A couple of months ago on a road trip to Johannesburg I detoured through the town of Kroonstad in the Northern Free State to stretch my legs and… well… you know… find a geocache or two. One of the caches I was after is located at a holiday resort called Jukskei Park and on arrival I found cars parked everywhere. The resort plays host to the South African Jukskei Championships every year and I picked the week of the tournament to swing by.
“What is Jukskei?” I hear you ask. Well, Jukskei is an South African folk sport and originated over 270 years ago. Apparently even a forerunner of American Horseshoe Pitching.

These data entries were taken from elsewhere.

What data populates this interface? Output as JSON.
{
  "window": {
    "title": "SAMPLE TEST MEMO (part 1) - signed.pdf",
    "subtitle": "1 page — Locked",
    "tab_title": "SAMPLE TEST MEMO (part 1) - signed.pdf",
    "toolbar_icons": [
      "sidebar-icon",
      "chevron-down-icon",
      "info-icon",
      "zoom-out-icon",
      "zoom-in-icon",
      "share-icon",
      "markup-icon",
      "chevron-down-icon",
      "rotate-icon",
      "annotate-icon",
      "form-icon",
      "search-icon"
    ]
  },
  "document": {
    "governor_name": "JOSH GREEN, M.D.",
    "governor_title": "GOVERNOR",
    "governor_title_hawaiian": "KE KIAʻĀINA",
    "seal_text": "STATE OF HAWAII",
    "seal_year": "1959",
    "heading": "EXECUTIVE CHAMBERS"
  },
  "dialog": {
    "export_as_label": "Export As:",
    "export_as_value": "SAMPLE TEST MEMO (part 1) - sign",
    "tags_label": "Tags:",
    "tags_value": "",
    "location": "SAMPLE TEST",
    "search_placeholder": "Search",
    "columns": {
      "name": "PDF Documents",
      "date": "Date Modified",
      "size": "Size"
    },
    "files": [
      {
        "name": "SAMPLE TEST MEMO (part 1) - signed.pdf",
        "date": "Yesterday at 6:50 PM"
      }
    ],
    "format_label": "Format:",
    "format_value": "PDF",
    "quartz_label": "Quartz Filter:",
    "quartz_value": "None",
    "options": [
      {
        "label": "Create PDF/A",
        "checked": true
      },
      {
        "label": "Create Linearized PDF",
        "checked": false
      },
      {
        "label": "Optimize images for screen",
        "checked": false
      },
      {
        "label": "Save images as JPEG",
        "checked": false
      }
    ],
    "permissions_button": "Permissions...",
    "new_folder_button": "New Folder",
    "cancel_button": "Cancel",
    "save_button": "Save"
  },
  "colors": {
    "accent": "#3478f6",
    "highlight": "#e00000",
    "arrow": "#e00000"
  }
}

It is believed that Jukskei was first played around 1743 in the Cape when transport riders who traveled by ox-wagons started using the wooden pins of the yokes (Afrikaans: Skei) of the oxen to throw at a stick that was planted into the ground. It is known that the game was also played during the Great Trek. and in later years by farmers from the Boland on beaches during their holidays. In 1939 Jukskei became an organized sport and rules were formalized.
Like in bowls the game is played by teams of four (as well as pairs and singles). The rules and scoring is also very similar but it has a few difference though. A team gets three points if the peg is knocked over otherwise the team lying closest to the position of the peg, scores as many points as they have skeis closer to the peg than their opponent’s closest skei. First team to get exactly 23 points points win the game. But there is a twist. If you get more than 23, then your points revert to 0. Jukskei is generally associated with White Afrikaners (not that I’ve ever played), but in the areas where it is played it is gaining popularity with people of all races and cultures.
I’m not too sure if I’ve ever seen it played here in Port Elizabeth, but perhaps I should find out and go and give it a throw… I mean go.